Dr Bruce Fogle says that although one cat is unlikely to spray it is more likely if there are two cats, and if there are three cats, “there is over a 50% chance that your home will be treated to the pungent aroma of cat urine, and if you have as many as six cats it rises to over 80%”.
He then goes on to say that, “If you have lots of cats, be prepared for liquid communication.”
You get the drift. Spraying urine is a form of communication and in multi-cat homes where the cats have been added without adequate consideration for the emotional state of the cats in terms of how they get along and their territorial requirements, there’s much more likely to be urine spraying for the reasons stated in the opening paragraph, namely stress or marking territory.
This is why, or a major reason why, in homes where there are many cats it is likely that you will be met with the permanent pungent aroma of urine. And it’s very hard to stop it. There are some exceptions, perhaps in very large houses and where the number of cats is not too large and also where they have been selected very carefully to get along. But in a typical example of minor cat hoarding where there are 10 cats as is the case with my neighbour the house becomes pretty well uninhabitable because of this horrendous ammonia smell.
And I don’t think it is possible to resolve the problem without taking drastic steps. If you have six or up to 10 cats and there is spraying going on I don’t think you’re going to fix it without removing some cats. That’s my honest opinion. The problem has gone too far down the wrong route and you will have to backup and undo what you’ve done and start again.
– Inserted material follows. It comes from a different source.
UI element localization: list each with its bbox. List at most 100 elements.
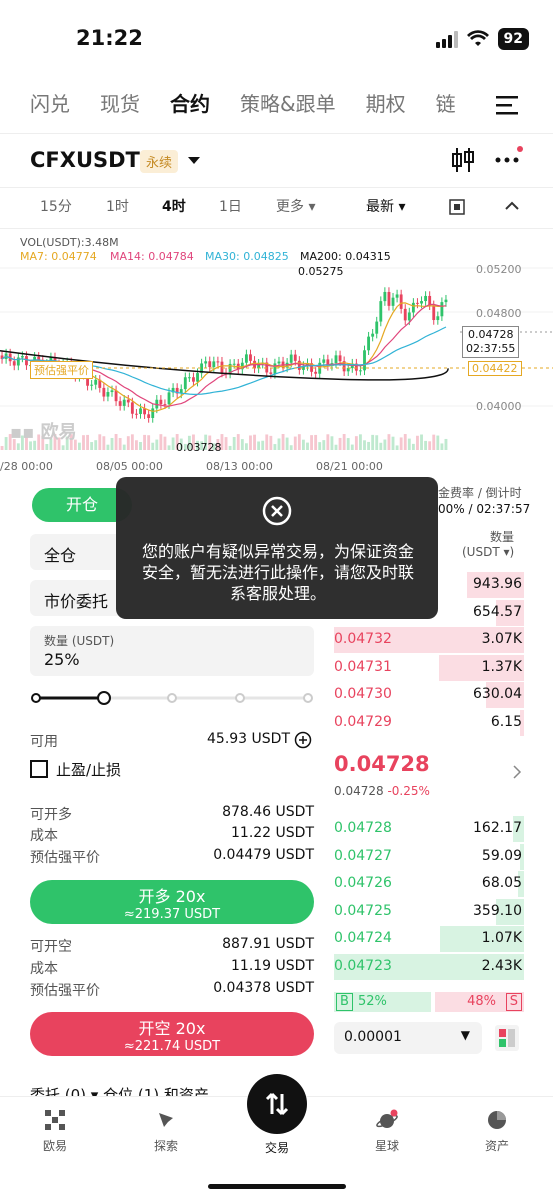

That means less cats. If and when feline urine spraying gets out of control the home becomes a huge toilet were some cats simply top up what they’ve sprayed before. Where there is urine, cats like to use the same spot. The toilet effect.
It’s the same when a domestic cat urinates inappropriately. They will do it in the same place and therefore you have to remove the urine with an enzyme cleaner to get over that habit. The lesson that Dr Fogle’s statistics provide is that you have to think very seriously before taking on several or more domestic cats particularly if they are confined to the home.